Food & Drink

Plugging Leeks

Onions’ sweeter, more delicate cousins are culinary utility players

Photo: John Burgoyne

Ask Tom Colicchio to name his favorite vegetable and, without pause, he’ll answer that it’s the mushroom. “But if you push me on it, I’d actually say leeks,” says the Top Chef judge, who has been visiting the Charleston, South Carolina, area for fifteen years and opened his first restaurant in the Southeast—Beachcraft in Miami Beach—in 2015. “I don’t think you can open my refrigerator and not find leeks. In terms of versatility, it’s like no other vegetable. It can be a background aromatic or you can cut it in half and roast it, and it’s totally different. ” With flavor that’s been described as oniony without the sulfur, leeks can also be braised or sautéed. Or, of course, blended with potatoes into a creamy soup. Kin to onions, shallots, and garlic, leeks came to the United States from Europe with some of the first settlers. Now’s the time to track them down at farmers’ markets—leek season begins in the fall and continues until May. At home, loosely wrap them in plastic to retain some moisture, and store them in the refrigerator—unwashed and untrimmed—for up to two weeks. To remove the grit that gets trapped between layers as the plant grows, skip soaking and trim the dark green leaves, then peel off the outer few layers of the white and pale green section. Slice in half lengthwise, run under cool water to clean, and then trim off the root end. Keep leeks on hand to sub in anytime you’d use an onion. As Colicchio sees it, their taste is a perfect match for the warming weather. “That inner core,” he says, “is like spring itself.”

The Chef Recommends:

Baked Eggs with Braised Leeks

“The recipe is a starting-off point. Add different ingredients—from bacon to truffles—and play with it.”
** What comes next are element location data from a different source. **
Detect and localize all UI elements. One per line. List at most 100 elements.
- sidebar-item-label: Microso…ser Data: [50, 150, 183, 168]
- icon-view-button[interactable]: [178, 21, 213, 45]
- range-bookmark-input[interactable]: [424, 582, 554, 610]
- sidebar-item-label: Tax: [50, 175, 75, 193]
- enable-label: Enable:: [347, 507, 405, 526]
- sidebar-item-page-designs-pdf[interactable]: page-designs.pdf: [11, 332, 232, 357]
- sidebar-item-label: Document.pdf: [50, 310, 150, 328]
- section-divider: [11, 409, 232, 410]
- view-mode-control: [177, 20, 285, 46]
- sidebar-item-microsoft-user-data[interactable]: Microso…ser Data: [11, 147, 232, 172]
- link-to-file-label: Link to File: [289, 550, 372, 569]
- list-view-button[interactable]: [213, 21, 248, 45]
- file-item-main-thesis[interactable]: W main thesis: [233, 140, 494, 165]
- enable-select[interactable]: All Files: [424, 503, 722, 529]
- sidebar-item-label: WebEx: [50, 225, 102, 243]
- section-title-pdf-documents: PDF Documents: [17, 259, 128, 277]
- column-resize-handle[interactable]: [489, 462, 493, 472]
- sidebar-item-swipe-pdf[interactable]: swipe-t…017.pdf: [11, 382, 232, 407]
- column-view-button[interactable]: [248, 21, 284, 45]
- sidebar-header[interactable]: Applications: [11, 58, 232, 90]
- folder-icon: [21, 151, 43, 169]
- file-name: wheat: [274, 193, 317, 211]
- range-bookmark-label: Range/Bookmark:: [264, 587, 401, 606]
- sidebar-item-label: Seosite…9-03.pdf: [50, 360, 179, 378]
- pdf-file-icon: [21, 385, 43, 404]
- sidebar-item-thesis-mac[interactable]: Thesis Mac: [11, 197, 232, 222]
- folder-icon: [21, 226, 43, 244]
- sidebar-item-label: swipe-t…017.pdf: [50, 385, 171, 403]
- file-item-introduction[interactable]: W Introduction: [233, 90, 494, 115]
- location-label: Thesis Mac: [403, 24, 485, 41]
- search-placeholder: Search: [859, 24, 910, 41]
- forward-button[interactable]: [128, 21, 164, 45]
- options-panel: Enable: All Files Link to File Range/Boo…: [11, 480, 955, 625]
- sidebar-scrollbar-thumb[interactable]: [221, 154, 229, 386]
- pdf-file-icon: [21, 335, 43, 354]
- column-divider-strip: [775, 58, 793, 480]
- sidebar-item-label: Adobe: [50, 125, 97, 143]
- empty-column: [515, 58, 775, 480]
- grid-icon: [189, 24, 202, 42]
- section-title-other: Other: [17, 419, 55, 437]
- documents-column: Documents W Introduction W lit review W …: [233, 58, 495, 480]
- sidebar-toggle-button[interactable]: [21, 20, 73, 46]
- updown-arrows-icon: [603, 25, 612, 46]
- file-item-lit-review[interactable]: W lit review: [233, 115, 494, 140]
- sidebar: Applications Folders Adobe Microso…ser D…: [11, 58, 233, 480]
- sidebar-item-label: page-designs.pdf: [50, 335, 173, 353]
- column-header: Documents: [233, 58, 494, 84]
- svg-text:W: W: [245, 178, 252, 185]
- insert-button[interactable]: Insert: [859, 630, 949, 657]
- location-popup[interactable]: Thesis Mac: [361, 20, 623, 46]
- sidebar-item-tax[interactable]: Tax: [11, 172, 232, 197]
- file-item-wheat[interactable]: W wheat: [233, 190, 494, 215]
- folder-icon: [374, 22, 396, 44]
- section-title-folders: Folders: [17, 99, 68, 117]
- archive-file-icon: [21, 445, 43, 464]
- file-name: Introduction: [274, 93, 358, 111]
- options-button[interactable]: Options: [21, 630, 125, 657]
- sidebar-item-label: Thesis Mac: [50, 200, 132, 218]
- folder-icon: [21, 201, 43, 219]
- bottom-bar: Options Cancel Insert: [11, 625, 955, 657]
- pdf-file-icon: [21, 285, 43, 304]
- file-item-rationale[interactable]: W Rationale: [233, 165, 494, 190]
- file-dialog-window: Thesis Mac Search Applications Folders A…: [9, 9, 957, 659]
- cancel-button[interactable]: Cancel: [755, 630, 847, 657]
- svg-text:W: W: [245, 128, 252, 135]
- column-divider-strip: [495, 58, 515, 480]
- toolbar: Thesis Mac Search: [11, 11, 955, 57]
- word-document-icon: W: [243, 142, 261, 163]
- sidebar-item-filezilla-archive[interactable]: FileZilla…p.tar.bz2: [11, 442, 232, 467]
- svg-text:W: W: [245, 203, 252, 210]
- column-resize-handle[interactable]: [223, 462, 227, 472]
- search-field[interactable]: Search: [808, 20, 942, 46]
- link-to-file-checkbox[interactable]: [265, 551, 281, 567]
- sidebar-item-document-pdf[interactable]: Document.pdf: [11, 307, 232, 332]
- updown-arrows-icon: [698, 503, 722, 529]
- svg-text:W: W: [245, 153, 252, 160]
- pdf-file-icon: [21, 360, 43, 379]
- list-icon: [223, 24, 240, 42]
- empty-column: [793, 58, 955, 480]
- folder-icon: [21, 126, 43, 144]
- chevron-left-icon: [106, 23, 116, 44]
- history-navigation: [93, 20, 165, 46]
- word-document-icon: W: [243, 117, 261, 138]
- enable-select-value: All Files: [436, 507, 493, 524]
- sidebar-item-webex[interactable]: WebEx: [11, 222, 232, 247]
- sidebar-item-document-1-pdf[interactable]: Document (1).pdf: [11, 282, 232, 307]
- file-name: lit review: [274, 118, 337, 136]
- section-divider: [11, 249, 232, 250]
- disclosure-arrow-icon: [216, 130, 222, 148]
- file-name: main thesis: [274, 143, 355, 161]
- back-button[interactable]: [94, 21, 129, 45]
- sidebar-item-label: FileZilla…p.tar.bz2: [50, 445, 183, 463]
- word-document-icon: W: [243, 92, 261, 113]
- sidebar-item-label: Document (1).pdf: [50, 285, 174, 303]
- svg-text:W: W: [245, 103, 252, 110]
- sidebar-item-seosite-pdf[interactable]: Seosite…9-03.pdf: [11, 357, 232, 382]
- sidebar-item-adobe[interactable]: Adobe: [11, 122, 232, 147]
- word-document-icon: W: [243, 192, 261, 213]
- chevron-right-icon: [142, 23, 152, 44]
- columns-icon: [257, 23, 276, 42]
Baked Eggs with Braised Leeks

Eggs and creamy gravy, all in one easy-bake breakfast dish


    • 2 cups heavy cream

    • 2 garlic cloves

    • 2 tbsp. olive oil

    • 2-3 leeks, rinsed, dried, and julienned

    • ½ cup chopped mushrooms

    • Salt and black pepper, to taste

    • 2 eggs

“The recipe is a starting-off point. Add different ingredients—from bacon to truffles—and play with it.” –Tom Colicchio, Top Chef judge and founder of Crafted Hospitality


  1. Pour cream into a small sauce pan with garlic and bring to a simmer of medium-low head for 5 minutes. Set aside to steep for 15 minutes.

  2. Warm olive oil in a skillet over medium-low, add leeks, and sauté until soft, about 8 minutes. Add 2 oz. water and mushrooms. Cover and cook for 5 minutes. Season with salt and pepper.

  3. Transfer leek mixture to a baking dish or divide between two individual gratin dishes. Strain cream and pour over leeks. Crack 2 eggs on top. Bake at 350 degrees for 10 to 15 minutes or until eggs reach desired doneness.